The Surgeon Minute

Resurfacing Sun Damaged Skin with Lasers

Resurfacing Sun Damaged Skin with Lasers

Has your summer tan faded, revealing new brown spots, deepening lines and dull skin? The transition into the fall and winter months is a great time to consider laser skin treatments to reverse sun damage and revitalize your skin.

What are Lasers?

A laser is a device that delivers a short, concentrated beam of light into specific layers of the skin. “Laser is energy that is delivered to the skin. We’re stimulating the skin,” explains board certified plastic surgeon Dr. Sean Doherty. “The skin will come back thicker, stronger, more revitalized and younger.”

While the anti-aging results of lasers can be great in the hands of an expert, Doherty advises anyone considering laser skin treatments to carefully consider the credentials of the doctor overseeing treatment, as there can also be significant risks involved. “It’s very important for a patient to speak to a plastic surgeon or a dermatologist who understands and uses laser a lot,” emphasizes Doherty. “Bad things can happen with laser, but also very good things can happen.”

Types of Lasers

Dr. Doherty offers his patients a wide variety of laser treatments; there is no one-size-fits-all laser. Skin type, the amount of sun damage and the flexibility for downtime in a patient’s schedule all play a role in determining which laser is right for which patient.

Further, different lasers target different layers of the skin. Some lasers target the outer layers of the skin, while others target only the deeper layers, where the heat of the laser stimulates new collagen growth. While there are hundreds of different brand names of lasers on the market, Dr. Doherty categorizes laser skin treatments into two main categories: ablative and non-ablative.

Ablative Lasers

Ablative lasers, which include erbium lasers and CO2 lasers, deliver a controlled burn to the surface of the skin. “Ablative is aggressive,” shares Doherty. “It takes away a portion of the surface of the skin and it’s important for patients to know that ablative procedures typically have a lot of downtime.”

After treatment, the skin appears raw for the first four to five days. Patients typically experience what feels like a sunburn and may experience oozing and blistering of the skin.

Once the old, damaged layers of skin have shed, the newly revealed skin typically appears pink and swollen for about a week to ten days after treatment. Patients need to minimize exposure to sunlight in the months following ablative laser treatment, as their skin is extra sensitive.

Ablative lasers are extremely effective for reversing significant sun damage. The outer, damaged layers are removed and the deeper layers are stimulated, resulting in younger looking skin both immediately after recovery as well as continued visible improvement for months and possibly years to come.

Ablative  Lasers    

  • Aggressive
  • Surface of the skin is removed
  • Significant downtime
  • Significant results with single treatment
  • Types: Erbium or CO2

Non-Ablative Lasers

Non-ablative lasers are less aggressive. These lasers target only the deeper layers of the skin, leaving the outer surface intact. A commonly known brand name of non-ablative lasers is Fraxel. Fraxel, like other 1540 nanometer lasers, providse anti-aging benefits with minimal downtime.

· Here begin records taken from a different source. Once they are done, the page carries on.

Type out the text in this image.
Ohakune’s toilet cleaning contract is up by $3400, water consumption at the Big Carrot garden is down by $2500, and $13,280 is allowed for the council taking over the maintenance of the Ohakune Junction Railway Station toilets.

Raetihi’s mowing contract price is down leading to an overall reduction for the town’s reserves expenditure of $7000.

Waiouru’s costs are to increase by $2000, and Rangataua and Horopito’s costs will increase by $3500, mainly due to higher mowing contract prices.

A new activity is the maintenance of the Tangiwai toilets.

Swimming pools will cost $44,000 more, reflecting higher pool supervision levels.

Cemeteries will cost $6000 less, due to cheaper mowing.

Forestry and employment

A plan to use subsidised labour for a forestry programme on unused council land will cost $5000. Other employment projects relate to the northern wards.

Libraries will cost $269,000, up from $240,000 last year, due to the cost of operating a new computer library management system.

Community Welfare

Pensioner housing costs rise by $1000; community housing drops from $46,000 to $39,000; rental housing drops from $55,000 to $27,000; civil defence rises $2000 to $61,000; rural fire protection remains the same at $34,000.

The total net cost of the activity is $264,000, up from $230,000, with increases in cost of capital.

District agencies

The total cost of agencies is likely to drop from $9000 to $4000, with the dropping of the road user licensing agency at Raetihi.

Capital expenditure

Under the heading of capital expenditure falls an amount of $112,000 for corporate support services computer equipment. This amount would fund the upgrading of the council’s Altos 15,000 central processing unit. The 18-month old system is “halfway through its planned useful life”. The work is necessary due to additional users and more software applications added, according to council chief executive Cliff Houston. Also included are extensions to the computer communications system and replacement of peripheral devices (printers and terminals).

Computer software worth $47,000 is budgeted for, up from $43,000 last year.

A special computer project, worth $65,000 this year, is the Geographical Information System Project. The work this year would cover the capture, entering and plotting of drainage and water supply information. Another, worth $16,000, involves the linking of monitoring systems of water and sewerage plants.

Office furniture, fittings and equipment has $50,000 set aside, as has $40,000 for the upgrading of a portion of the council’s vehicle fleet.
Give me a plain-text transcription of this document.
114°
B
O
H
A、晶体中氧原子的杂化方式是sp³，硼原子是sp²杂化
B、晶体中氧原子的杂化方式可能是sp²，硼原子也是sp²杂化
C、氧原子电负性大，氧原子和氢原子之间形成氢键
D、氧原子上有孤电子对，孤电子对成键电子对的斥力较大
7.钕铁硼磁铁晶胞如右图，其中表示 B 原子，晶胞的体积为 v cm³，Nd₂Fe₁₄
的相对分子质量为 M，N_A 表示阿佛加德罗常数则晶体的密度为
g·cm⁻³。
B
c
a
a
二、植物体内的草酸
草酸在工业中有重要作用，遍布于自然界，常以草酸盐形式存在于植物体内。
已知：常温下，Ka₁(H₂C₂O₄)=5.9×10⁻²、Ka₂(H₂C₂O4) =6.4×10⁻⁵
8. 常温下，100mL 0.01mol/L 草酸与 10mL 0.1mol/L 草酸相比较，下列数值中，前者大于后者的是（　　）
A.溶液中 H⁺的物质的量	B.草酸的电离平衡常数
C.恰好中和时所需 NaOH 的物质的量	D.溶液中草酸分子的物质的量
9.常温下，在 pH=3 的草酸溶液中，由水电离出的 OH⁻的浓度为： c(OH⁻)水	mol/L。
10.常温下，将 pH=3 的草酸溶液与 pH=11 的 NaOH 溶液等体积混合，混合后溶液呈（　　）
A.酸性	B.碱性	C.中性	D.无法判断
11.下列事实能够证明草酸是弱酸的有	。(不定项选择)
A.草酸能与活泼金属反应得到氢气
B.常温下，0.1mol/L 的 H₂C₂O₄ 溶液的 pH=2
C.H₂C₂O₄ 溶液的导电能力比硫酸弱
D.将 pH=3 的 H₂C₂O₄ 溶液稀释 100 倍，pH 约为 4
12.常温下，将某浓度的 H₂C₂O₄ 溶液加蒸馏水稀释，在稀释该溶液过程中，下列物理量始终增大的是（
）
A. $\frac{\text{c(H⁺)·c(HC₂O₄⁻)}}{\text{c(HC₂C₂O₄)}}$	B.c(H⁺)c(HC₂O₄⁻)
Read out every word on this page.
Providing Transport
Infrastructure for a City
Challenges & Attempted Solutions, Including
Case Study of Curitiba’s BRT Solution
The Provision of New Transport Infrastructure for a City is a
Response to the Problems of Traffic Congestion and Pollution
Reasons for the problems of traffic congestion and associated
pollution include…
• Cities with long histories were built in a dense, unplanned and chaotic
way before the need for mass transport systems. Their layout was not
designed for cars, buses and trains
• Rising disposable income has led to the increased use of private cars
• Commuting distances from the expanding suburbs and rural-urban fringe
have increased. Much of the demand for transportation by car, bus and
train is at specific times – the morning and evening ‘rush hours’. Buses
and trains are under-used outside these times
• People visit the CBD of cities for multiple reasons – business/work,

Non-ablative laser resurfacing.

These less aggressive lasers are often done in a series of treatments, with the patient returning once a month for three or four months for repeat treatments. Post-treatment with a non-ablative laser, the skin will remain red or pink for about 24 or 36 hours. During recovery, the skin will not blister or slough. Doherty describes the resulting improvement as “slow and steady.”

Non-Ablative Lasers

  • Less Aggressive
  • Surface of the skin remains
  • Less downtime
  • Requires multiple treatments
  • Types: Fraxel, 1540 Nanometer

Skin Type & Laser Selection

People with lighter skin tones tend to be more prone to sun damage. The good news is that they also tend to handle heavier lasers better than people with darker skin tones.

“Someone who has darker skin can still have a laser treatment, but it’s important for the plastic surgeon to realize that he or she needs to slow down the laser,” says Doherty.  “It needs to be programmed and determined appropriately.”